The assumptions of standard ANOVA are strongly violated by stocks. There has been a significant debate since 1962 on whether stocks have a mean and a variance or not. I am about to submit a proof for publication to end the debate that they cannot have a mean or a variance. Regardless, even if you consider the debate unsettled, its very existence implies that the assumptions could be so badly violated that you should not use standard ANOVA anyway.
From the way that I am interpreting your question, the best choice would be the Kruskal-Wallis ANOVA. I would not use the Wikipedia entry, I would grab a book on nonparametric and distribution-free statistics from your library. I don't think there is anything wrong with the Wiki entry, but I didn't want to verify it either. Peter Sprent offers a good book on the topic.
The scale parameter for stocks is quite stable over the span 1925-2013 so you should have no issues about changing scales in the data. There is no reason to believe that the distributions differ in anything other than the medians.
You take the data and rank the results. If you have five data points and the middle three are tied then you would have ranks of $\{1,3,3,3,5\}$. If ranks one and two were tied then your set would be $\{1.5,1.5,3,4,5\}$. You want to set ties up like that because other assignment methods for ties could inflate the perceived variability. You are really performing analysis of variance on the ranked data rather than the raw data.
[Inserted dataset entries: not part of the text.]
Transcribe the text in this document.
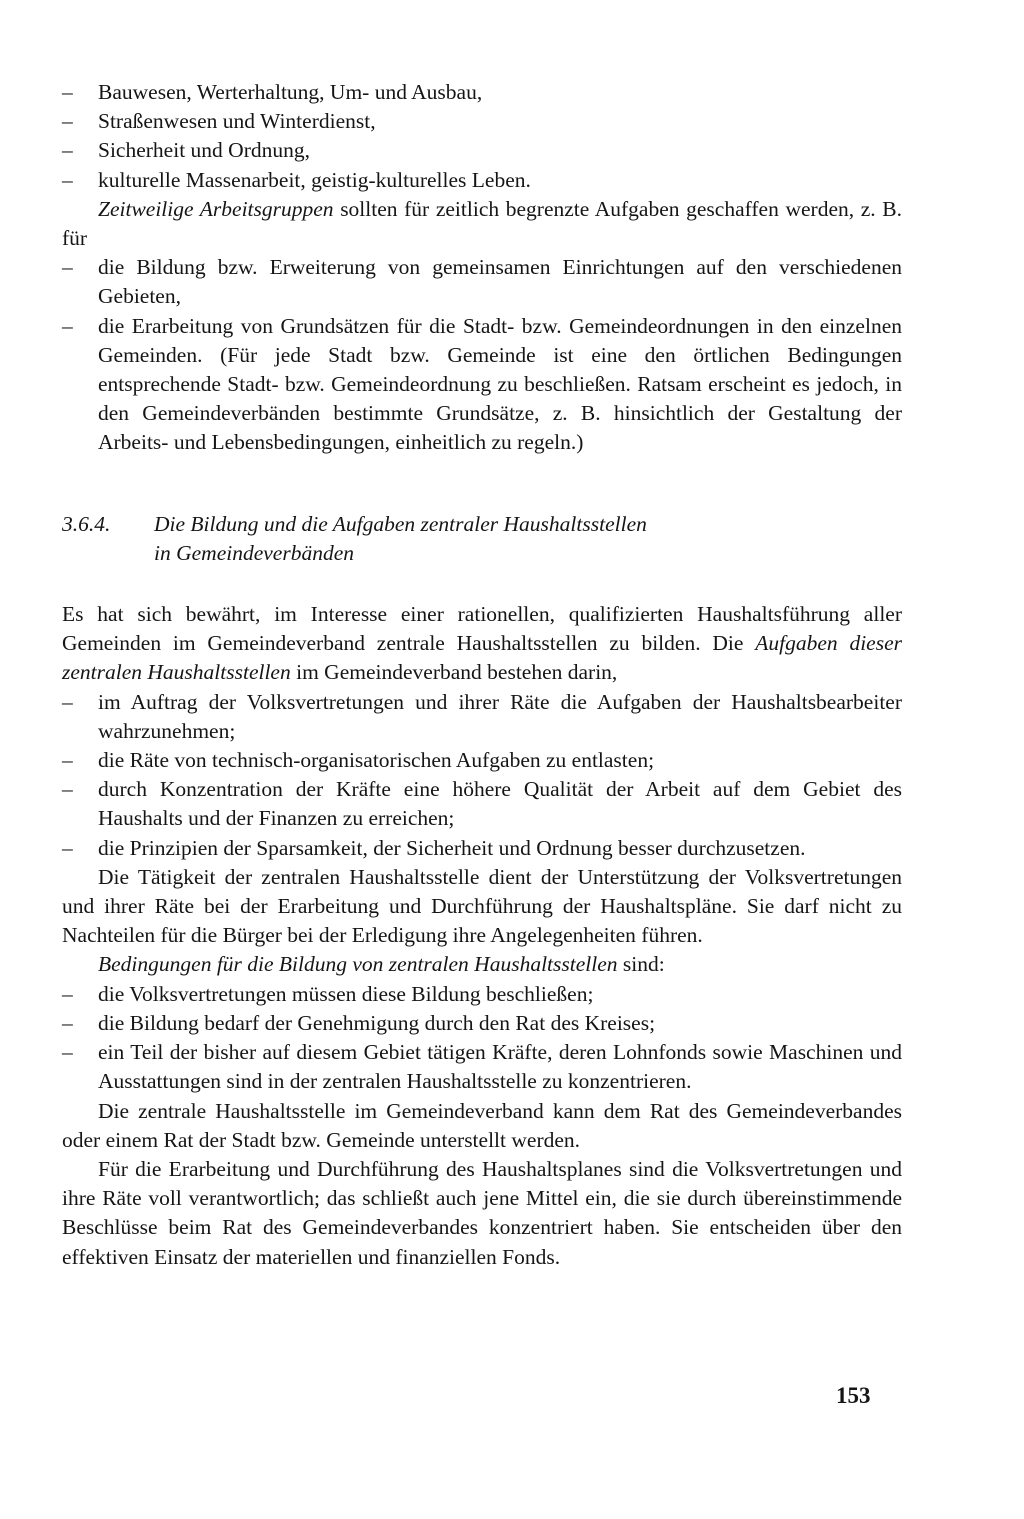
–	Bauwesen, Werterhaltung, Um- und Ausbau,
–	Straßenwesen und Winterdienst,
–	Sicherheit und Ordnung,
–	kulturelle Massenarbeit, geistig-kulturelles Leben.

Zeitweilige Arbeitsgruppen sollten für zeitlich begrenzte Aufgaben geschaffen werden, z. B. für

–	die Bildung bzw. Erweiterung von gemeinsamen Einrichtungen auf den verschiedenen Gebieten,
–	die Erarbeitung von Grundsätzen für die Stadt- bzw. Gemeindeordnungen in den einzelnen Gemeinden. (Für jede Stadt bzw. Gemeinde ist eine den örtlichen Bedingungen entsprechende Stadt- bzw. Gemeindeordnung zu beschließen. Ratsam erscheint es jedoch, in den Gemeindeverbänden bestimmte Grundsätze, z. B. hinsichtlich der Gestaltung der Arbeits- und Lebensbedingungen, einheitlich zu regeln.)
3.6.4. Die Bildung und die Aufgaben zentraler Haushaltsstellen
in Gemeindeverbänden

Es hat sich bewährt, im Interesse einer rationellen, qualifizierten Haushaltsführung aller Gemeinden im Gemeindeverband zentrale Haushaltsstellen zu bilden. Die Aufgaben dieser zentralen Haushaltsstellen im Gemeindeverband bestehen darin,

–	im Auftrag der Volksvertretungen und ihrer Räte die Aufgaben der Haushaltsbearbeiter wahrzunehmen;
–	die Räte von technisch-organisatorischen Aufgaben zu entlasten;
–	durch Konzentration der Kräfte eine höhere Qualität der Arbeit auf dem Gebiet des Haushalts und der Finanzen zu erreichen;
–	die Prinzipien der Sparsamkeit, der Sicherheit und Ordnung besser durchzusetzen.

Die Tätigkeit der zentralen Haushaltsstelle dient der Unterstützung der Volksvertretungen und ihrer Räte bei der Erarbeitung und Durchführung der Haushaltspläne. Sie darf nicht zu Nachteilen für die Bürger bei der Erledigung ihre Angelegenheiten führen.

Bedingungen für die Bildung von zentralen Haushaltsstellen sind:

–	die Volksvertretungen müssen diese Bildung beschließen;
–	die Bildung bedarf der Genehmigung durch den Rat des Kreises;
–	ein Teil der bisher auf diesem Gebiet tätigen Kräfte, deren Lohnfonds sowie Maschinen und Ausstattungen sind in der zentralen Haushaltsstelle zu konzentrieren.

Die zentrale Haushaltsstelle im Gemeindeverband kann dem Rat des Gemeindeverbandes oder einem Rat der Stadt bzw. Gemeinde unterstellt werden.

Für die Erarbeitung und Durchführung des Haushaltsplanes sind die Volksvertretungen und ihre Räte voll verantwortlich; das schließt auch jene Mittel ein, die sie durch übereinstimmende Beschlüsse beim Rat des Gemeindeverbandes konzentriert haben. Sie entscheiden über den effektiven Einsatz der materiellen und finanziellen Fonds.

153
It is a comparison of the mean ranks, which maps to the sample medians. If you also assume the scale parameters are equal, which is reasonable in this case, then if the null hypothesis is rejected then your alternative hypothesis would become that one group of stocks have returns that first order stochastically dominates the second group of stocks.
This would be a very strong finding and as such, you would then do a more definitive Bayesian test on both the mode of returns and the scale of returns. Because of the type of distribution involved, there is not a non-Bayesian solution to this question. This would go beyond most undergraduate courses in statistics.